Mr. Anane Boateng revealed that farmers have complained of losing vision with some male farmers complaining about incidents of sexual dysfunction attributing it to the chemicals they use.

According to Mr. Anane Boateng several farmers have often gone weak after inhaling chemical inputs used to spray cocoa trees.

He indicated that the farmers have resorted to quickly finding milk as a first aid to resuscitate colleagues who have lost consciousness after such cocoa spraying exercises.

He was the more concerned most cocoa farming communities in Ghana lacked health facilities to adequately deal with and offer medical help to farmers afflicted with these health challenges.

“We do all the dirty work, but there’s no hospital for farmers to attend. Some of our members’ eyes are not functioning, others’ men’s penises are not functioning,” he lamented.

Threats of Galamsey

Aside the chemical use, Mr. Anane Boateng stated that Ghana’s Cocoa Farms continued to be threatened by illegal miners taking over lands and polluting water bodies with harmful metal residues from their environmentally harmful practices.

He pointed out that farmers can no longer depend on natural water bodies for drinking and watering their crops compelling them to now purchase purified water for use.

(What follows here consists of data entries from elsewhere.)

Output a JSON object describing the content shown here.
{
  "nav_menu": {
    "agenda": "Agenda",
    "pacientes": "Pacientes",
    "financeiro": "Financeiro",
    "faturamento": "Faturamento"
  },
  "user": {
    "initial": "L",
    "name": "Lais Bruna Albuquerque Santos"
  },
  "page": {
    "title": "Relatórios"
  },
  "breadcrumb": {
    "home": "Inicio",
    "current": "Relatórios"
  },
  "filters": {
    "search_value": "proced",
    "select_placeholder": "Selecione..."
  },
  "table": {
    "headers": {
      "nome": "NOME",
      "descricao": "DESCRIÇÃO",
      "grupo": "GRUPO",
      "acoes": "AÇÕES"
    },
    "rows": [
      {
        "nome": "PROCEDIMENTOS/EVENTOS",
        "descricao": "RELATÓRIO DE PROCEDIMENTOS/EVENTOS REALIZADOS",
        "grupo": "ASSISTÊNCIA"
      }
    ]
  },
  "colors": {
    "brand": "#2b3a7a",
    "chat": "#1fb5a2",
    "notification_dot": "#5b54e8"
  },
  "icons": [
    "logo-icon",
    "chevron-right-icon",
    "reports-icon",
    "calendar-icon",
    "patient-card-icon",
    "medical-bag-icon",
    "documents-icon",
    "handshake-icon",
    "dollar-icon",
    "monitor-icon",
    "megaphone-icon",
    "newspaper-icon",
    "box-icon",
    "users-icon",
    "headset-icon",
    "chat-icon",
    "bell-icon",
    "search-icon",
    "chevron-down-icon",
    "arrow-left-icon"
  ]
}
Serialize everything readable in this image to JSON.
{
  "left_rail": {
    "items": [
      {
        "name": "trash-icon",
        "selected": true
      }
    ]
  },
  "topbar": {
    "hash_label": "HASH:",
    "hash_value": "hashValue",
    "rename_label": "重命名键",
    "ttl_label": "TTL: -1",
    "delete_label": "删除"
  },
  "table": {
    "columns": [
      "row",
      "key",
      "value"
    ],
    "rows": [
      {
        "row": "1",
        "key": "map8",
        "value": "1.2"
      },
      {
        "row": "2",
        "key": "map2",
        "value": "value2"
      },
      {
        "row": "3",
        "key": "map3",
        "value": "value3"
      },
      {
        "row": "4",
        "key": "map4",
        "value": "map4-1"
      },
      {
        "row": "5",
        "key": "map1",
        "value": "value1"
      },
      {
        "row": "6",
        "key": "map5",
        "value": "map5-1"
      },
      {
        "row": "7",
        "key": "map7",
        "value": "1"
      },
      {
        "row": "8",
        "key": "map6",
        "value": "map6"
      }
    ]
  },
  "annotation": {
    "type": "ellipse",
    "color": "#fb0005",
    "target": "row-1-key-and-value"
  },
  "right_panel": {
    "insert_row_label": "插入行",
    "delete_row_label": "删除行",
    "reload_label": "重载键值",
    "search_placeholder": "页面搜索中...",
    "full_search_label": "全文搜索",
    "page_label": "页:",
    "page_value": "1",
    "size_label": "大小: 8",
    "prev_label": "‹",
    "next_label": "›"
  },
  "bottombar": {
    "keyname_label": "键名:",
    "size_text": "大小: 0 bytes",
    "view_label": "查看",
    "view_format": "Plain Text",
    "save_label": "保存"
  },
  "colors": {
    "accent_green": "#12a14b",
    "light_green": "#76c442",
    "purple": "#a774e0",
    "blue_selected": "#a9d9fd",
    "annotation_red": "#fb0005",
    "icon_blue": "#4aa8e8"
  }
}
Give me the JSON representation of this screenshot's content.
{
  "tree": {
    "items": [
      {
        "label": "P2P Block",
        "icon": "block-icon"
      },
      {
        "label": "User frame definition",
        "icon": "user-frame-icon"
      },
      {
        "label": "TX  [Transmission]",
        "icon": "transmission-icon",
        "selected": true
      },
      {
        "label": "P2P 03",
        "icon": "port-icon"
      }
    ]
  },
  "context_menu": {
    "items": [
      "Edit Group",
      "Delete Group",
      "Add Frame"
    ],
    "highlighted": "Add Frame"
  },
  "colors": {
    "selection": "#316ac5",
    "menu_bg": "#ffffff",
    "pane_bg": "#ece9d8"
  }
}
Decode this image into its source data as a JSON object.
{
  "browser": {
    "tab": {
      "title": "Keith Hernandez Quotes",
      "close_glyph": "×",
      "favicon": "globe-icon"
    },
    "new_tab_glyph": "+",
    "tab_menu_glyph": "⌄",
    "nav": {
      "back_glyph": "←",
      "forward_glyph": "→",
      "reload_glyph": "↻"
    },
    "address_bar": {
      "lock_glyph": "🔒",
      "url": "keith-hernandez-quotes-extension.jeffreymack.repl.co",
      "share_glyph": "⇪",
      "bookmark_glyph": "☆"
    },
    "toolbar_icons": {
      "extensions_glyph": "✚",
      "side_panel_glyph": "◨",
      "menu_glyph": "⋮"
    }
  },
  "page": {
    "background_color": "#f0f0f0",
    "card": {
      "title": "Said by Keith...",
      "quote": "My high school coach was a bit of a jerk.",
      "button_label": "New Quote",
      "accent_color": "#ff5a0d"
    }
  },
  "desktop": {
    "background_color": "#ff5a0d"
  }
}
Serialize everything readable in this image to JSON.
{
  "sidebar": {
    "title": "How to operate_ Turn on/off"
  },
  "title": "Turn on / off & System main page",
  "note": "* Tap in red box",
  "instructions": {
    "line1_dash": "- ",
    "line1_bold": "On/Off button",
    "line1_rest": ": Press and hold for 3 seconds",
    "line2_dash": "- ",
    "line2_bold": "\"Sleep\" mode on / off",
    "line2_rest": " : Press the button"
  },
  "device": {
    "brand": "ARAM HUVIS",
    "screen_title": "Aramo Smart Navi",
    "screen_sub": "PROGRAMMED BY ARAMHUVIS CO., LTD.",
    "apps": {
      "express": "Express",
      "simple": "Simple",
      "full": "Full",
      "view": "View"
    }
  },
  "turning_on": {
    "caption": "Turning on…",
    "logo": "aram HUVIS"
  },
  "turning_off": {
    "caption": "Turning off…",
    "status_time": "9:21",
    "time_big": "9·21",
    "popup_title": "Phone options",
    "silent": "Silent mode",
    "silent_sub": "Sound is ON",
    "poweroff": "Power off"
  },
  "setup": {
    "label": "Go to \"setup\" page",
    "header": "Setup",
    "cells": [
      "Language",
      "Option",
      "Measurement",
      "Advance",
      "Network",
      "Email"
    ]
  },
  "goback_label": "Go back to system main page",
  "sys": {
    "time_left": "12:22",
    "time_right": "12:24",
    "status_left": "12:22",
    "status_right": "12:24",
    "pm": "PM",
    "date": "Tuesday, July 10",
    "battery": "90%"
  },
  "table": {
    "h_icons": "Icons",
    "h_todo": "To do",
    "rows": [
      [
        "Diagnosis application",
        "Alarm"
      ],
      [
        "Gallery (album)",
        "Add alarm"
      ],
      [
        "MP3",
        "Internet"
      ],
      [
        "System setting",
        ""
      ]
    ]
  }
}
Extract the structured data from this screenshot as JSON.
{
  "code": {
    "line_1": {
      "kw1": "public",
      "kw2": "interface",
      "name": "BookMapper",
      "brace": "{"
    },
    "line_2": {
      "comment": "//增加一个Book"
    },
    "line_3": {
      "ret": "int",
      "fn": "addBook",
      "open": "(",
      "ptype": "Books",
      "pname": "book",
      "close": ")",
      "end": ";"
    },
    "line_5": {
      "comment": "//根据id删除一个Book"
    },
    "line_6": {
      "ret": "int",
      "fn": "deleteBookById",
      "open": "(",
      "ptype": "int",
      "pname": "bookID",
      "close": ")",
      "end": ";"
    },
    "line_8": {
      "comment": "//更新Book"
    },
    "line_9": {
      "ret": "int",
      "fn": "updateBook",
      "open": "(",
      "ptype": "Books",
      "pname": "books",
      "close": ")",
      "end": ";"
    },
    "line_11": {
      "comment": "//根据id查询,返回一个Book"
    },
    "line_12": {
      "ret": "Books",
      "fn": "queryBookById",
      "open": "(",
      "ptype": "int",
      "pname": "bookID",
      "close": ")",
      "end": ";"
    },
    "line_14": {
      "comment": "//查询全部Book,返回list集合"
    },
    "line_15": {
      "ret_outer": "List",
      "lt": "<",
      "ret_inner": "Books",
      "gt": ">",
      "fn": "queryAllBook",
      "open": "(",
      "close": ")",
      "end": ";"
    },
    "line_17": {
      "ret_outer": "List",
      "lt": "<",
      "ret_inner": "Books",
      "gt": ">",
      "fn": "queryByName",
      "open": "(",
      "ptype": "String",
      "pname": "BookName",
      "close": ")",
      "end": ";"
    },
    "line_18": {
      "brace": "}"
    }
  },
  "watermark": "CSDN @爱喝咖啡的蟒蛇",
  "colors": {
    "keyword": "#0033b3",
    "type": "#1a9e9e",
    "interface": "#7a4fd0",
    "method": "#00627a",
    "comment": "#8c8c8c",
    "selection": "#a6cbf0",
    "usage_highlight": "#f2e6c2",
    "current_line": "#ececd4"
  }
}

“The cocoa industry is collapsing due to land taken for galamsey activities and water bodies being polluted, leading to the purchase of pure water for drinking,” he bemoaned.

“Farmlands are being destroyed, making food items like cassava unsafe to consume,” he added.

Cocoa Purchasing Arears

Stephenson Anane Boateng also criticized the government for the delays in the payment of Cocoa proceeds.

According to him, Cocoa Farmers have faced payment delays for the past three years.

He told Kojo Marfo 26 bags of Cocoa he sold to produce buying companies remained unpaid till date.

He further pointed out that Cocoa beans transported for processing often end up destroyed, with no insurance to cover the losses.